Bensonhurst showed off its Italian pride once again as it kicked off its annual Feast of Santa Rosalia on Aug. 18 at 18th Avenue from 68th Street to Bay Ridge Parkway.
Known as a summer fixture to the neighborhood, the 10-day festival includes the familiar, beloved food, games, rides, music and shopping that many have come to expect during the 40 years it’s been held.
Foodies are attracted to sausage and pepper sandwiches, zeppole from the Lucy’s and Stella’s stands, and much more.
Carlo Scissura, chairman of the board of the Federation of Italian-American Organizations of Brooklyn, is thrilled to see it back after an absence forced by COVID-19.

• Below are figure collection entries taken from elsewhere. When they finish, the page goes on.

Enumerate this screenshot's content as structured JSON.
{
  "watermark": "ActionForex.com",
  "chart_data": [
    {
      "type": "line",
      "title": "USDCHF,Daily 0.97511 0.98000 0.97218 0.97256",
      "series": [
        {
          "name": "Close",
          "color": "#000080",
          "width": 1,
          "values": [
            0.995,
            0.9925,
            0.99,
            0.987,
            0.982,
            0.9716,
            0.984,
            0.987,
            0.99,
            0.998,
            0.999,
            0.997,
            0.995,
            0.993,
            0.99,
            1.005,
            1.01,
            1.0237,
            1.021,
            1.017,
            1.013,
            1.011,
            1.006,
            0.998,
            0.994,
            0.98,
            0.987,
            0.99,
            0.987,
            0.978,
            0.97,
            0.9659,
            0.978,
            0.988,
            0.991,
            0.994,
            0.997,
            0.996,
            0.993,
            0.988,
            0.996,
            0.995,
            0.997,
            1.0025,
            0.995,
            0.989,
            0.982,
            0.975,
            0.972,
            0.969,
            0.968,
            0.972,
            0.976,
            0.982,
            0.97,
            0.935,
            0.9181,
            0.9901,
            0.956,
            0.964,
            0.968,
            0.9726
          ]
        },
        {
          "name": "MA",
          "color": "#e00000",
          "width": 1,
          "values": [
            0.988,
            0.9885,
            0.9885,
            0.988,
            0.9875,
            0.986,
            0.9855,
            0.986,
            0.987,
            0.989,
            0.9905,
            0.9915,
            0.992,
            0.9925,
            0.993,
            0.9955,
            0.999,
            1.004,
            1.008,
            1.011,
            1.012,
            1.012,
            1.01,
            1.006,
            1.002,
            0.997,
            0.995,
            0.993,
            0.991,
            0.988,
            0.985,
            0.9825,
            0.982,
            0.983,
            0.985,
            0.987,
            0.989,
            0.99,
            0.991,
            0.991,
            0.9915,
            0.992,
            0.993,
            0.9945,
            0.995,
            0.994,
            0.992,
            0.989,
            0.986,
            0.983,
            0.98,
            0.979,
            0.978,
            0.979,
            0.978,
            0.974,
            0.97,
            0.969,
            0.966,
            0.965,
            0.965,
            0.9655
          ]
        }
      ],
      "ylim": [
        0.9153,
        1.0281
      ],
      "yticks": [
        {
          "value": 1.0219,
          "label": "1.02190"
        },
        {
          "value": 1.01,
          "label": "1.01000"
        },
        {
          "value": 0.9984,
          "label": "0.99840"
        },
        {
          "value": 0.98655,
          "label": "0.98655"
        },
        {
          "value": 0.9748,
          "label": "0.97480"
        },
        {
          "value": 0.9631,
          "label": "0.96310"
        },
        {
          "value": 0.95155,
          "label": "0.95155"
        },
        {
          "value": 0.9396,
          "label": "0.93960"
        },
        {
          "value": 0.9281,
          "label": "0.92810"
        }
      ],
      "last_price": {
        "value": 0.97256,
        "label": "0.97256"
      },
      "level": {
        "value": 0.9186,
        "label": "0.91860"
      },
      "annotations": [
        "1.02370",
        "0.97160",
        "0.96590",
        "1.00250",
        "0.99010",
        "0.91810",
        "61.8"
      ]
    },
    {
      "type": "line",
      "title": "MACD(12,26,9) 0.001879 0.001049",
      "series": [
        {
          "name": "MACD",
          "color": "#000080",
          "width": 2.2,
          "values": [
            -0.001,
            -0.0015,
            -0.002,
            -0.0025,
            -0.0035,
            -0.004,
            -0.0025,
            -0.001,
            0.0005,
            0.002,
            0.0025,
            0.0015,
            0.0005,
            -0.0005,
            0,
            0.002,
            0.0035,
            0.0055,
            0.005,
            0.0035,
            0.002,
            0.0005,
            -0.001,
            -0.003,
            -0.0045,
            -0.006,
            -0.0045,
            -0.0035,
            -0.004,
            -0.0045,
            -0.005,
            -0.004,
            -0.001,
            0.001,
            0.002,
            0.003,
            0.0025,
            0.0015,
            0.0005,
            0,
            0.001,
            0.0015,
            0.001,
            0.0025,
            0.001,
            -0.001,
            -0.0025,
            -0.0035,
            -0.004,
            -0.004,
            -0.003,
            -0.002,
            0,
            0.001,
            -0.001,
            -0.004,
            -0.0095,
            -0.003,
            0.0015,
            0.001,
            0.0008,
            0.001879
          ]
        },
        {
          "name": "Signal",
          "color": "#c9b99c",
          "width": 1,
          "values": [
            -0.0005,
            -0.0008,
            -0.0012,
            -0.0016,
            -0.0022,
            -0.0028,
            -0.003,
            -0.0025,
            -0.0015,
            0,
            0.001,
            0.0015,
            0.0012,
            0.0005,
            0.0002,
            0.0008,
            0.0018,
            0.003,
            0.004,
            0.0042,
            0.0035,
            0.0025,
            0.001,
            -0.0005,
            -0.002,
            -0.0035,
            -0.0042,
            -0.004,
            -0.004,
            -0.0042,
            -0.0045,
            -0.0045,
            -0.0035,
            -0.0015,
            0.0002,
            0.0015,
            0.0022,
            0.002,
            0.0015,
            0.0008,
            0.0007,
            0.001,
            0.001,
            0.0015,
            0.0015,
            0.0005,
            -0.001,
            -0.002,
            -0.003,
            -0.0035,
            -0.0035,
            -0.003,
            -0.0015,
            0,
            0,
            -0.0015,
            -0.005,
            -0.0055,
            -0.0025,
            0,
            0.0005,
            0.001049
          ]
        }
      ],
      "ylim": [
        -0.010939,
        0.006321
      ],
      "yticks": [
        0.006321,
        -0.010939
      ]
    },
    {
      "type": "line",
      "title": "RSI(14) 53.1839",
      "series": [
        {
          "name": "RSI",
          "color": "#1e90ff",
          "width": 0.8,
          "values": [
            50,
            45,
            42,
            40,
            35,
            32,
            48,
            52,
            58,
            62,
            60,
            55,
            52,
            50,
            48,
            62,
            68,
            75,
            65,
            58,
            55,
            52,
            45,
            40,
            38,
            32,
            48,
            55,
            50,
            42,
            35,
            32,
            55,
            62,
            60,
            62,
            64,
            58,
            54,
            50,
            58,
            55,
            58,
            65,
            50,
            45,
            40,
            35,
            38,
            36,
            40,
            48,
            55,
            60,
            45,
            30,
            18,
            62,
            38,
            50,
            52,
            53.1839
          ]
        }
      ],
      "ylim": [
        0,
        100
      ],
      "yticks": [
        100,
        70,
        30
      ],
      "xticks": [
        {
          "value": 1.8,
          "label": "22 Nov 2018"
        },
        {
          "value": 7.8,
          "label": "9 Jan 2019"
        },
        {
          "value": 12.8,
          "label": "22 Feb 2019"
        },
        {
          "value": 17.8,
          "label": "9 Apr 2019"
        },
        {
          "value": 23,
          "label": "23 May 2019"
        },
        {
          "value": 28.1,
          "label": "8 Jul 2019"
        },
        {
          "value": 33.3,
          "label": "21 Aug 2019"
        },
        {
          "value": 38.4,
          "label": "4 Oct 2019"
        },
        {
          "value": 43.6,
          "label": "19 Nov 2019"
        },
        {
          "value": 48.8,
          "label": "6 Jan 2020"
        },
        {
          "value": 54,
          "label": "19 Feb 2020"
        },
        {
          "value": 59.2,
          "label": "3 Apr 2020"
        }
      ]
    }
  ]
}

“The Santa Rosalia feast is a long-standing tradition that brings the culture of Sicily and the patron saint of Palermo to Brooklyn, and in particular to Bensonhurst,” he said. “Seeing all the great cultures of Brooklyn come together to enjoy 10 days of music, food, rides and games for the kids is something to celebrate.”
Attendees said the 10-day festival was off to a great start. Local resident Paul Gordon said that this year’s event felt bigger and stronger than ever.
“Even on the most mundane weeknights, the streets are packed with revelers enjoying the sights and sounds, and incredible foods by abundance in even larger and fresher offerings than before,” he said. “The excitement and enthusiasm are high as the crowds seem to be the same or more than pre-pandemic volumes of crowds. The excitement for this event is highly anticipated as pandemic seems to be plateauing.”
The surrounding neighborhood has changed since the feast was introduced 40 years ago — there is now a high Asian population in Bensonhurst compared to its once-predominantly Italian American population.
According to Wikipedia, based on data from the 2020 United States census, the Asian population in Bensonhurst is 46,000, which is higher than Sunset Park and Chinatown in Manhattan.
In 2015, The New York Times reported that Bensonhurst had the largest number of Chinese-born residents of any neighborhood in the city, some 31,658, according to a 2013 city report that offered the most recent data on immigrant New Yorkers.
However, the festival still proudly celebrates the area’s history and culture along with its diversity.
“The demographics in Bensonhurst have shifted,” Marnee Elias-Pavia, district manager of Community Board 11, told this paper in 2018. “Today, we are a diverse and multicultural community. The feast provides our residents with an opportunity to learn about the culture, music and food of our Italian American community. Food and music bring us together.
“It’s such an important part of the neighborhood and tradition in the history of Bensonhurst,” Gordon said.
Santa Rosalia is the patron saint of Palermo, Italy. According to tradition, in 1624, after she had already died, a plague struck Palermo. She appeared in a vision to several townspeople, telling them where her remains were to be found, in a cave. After her bones were carried through the town in a procession, the plague ended.
The feast will conclude on Sunday, Aug. 28.